By Graham Healy

It’s only a relatively recent addition to the Tour of Flanders, but the Paterberg has already achieved legendary status. With a maximum gradient of 20.33% and an average gradient of over 12%, it’s the steepest climb of the race, eclipsing the Koppenberg whose steepest gradient is 19.42%.

In addition, along with the Oude Kwaremont, the climbs are the only ones that the riders will tackle twice. The second ascent of the Paterberg may well be where the race is decided as it is the final climb of the day, coming just 13 kilometres from the finish.

Paterberg_profile

Since it was first used back in 1986, it’s one of the few climbs that has been used in every edition of De Ronde since and the story of how it came to be used that first year highlights how popular the sport is in the region.

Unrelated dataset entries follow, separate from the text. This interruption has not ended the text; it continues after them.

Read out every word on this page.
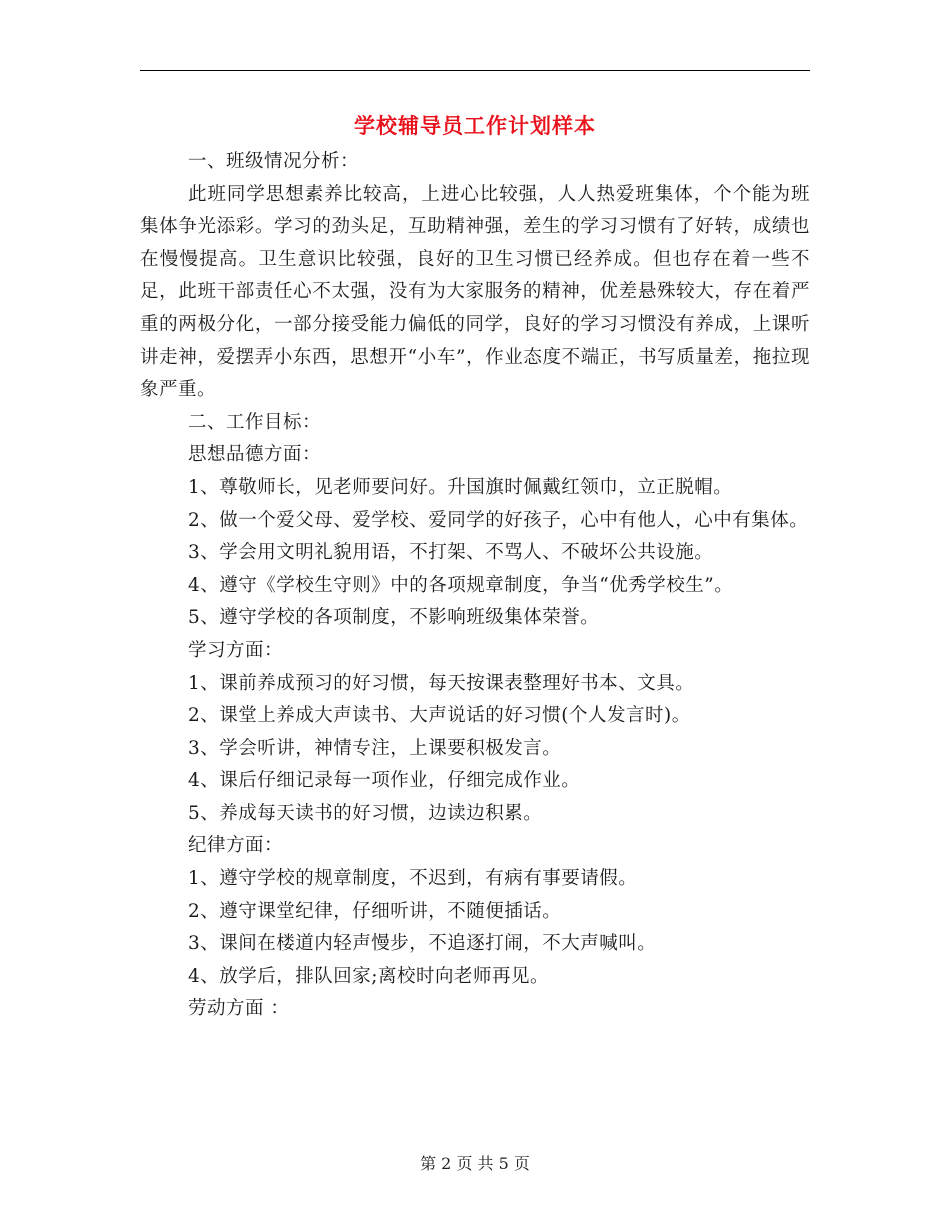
学校辅导员工作计划样本

一、班级情况分析：

此班同学思想素养比较高，上进心比较强，人人热爱班集体，个个能为班集体争光添彩。学习的劲头足，互助精神强，差生的学习习惯有了好转，成绩也在慢慢提高。卫生意识比较强，良好的卫生习惯已经养成。但也存在着一些不足，此班干部责任心不太强，没有为大家服务的精神，优差悬殊较大，存在着严重的两极分化，一部分接受能力偏低的同学，良好的学习习惯没有养成，上课听讲走神，爱摆弄小东西，思想开“小车”，作业态度不端正，书写质量差，拖拉现象严重。

二、工作目标：

思想品德方面：

1、尊敬师长，见老师要问好。升国旗时佩戴红领巾，立正脱帽。

2、做一个爱父母、爱学校、爱同学的好孩子，心中有他人，心中有集体。

3、学会用文明礼貌用语，不打架、不骂人、不破坏公共设施。

4、遵守《学校生守则》中的各项规章制度，争当“优秀学校生”。

5、遵守学校的各项制度，不影响班级集体荣誉。

学习方面：

1、课前养成预习的好习惯，每天按课表整理好书本、文具。

2、课堂上养成大声读书、大声说话的好习惯(个人发言时)。

3、学会听讲，神情专注，上课要积极发言。

4、课后仔细记录每一项作业，仔细完成作业。

5、养成每天读书的好习惯，边读边积累。

纪律方面：

1、遵守学校的规章制度，不迟到，有病有事要请假。

2、遵守课堂纪律，仔细听讲，不随便插话。

3、课间在楼道内轻声慢步，不追逐打闹，不大声喊叫。

4、放学后，排队回家;离校时向老师再见。

劳动方面 ：

第 2 页 共 5 页
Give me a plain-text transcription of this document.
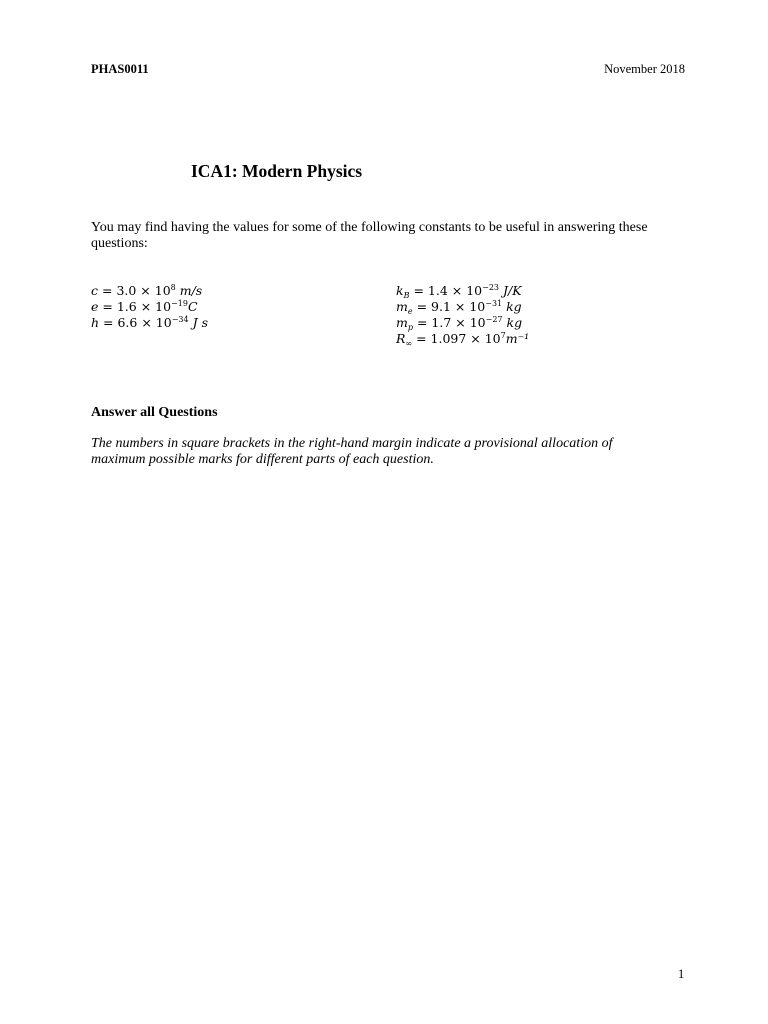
PHAS0011	November 2018
ICA1: Modern Physics
You may find having the values for some of the following constants to be useful in answering these questions:
$c = 3.0 \times 10^8$ m/s
$e = 1.6 \times 10^{-19}C$
$h = 6.6 \times 10^{-34}$ J s
$k_B = 1.4 \times 10^{-23}$ J/K
$m_e = 9.1 \times 10^{-31}$ kg
$m_p = 1.7 \times 10^{-27}$ kg
$R_\infty = 1.097 \times 10^7m^{-1}$
Answer all Questions
The numbers in square brackets in the right-hand margin indicate a provisional allocation of maximum possible marks for different parts of each question.
1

One story of how it came to be included in the race is that a farmer who lived on the Paterberg was particularly jealous of a neighbouring farmer who lived on the Koppenberg. Every year, one of the biggest races in the world would pass by his neighbour’s door, while the climb he lived on went unnoticed.

The story goes that in the early 80s, the Paterberg resident had had enough of his neighbour’s climb getting the attention. He decided to take matters into his own hands and started building a road on the Paterberg, laying the foundations for the road before putting every cobble in place himself.

However, the story of how the Tour of Flanders came to use the Paterberg is rather different. In 1983, the town council of Kluisbergen, decided that the road up the Paterberg should be covered with asphalt.

“Until then the Paterberg was a dirt road which only a tractor could use,” the head of Public Works in the region, Philippe Willequet said later.

“So the town council decided to asphalt the slope, I told my friend Paul Vandewalle, who lived at the top, and he suggested that maybe we could use cobblestones instead. They were slightly more expensive but aesthetically nicer and he hoped that it might mean that the Tour of Flanders might pass along the road.”

The town council agreed with Vandewalle and it was decided to use cobblestones rather than asphalt and the race did indeed start using the climb a few years later and it has been a fixture ever since.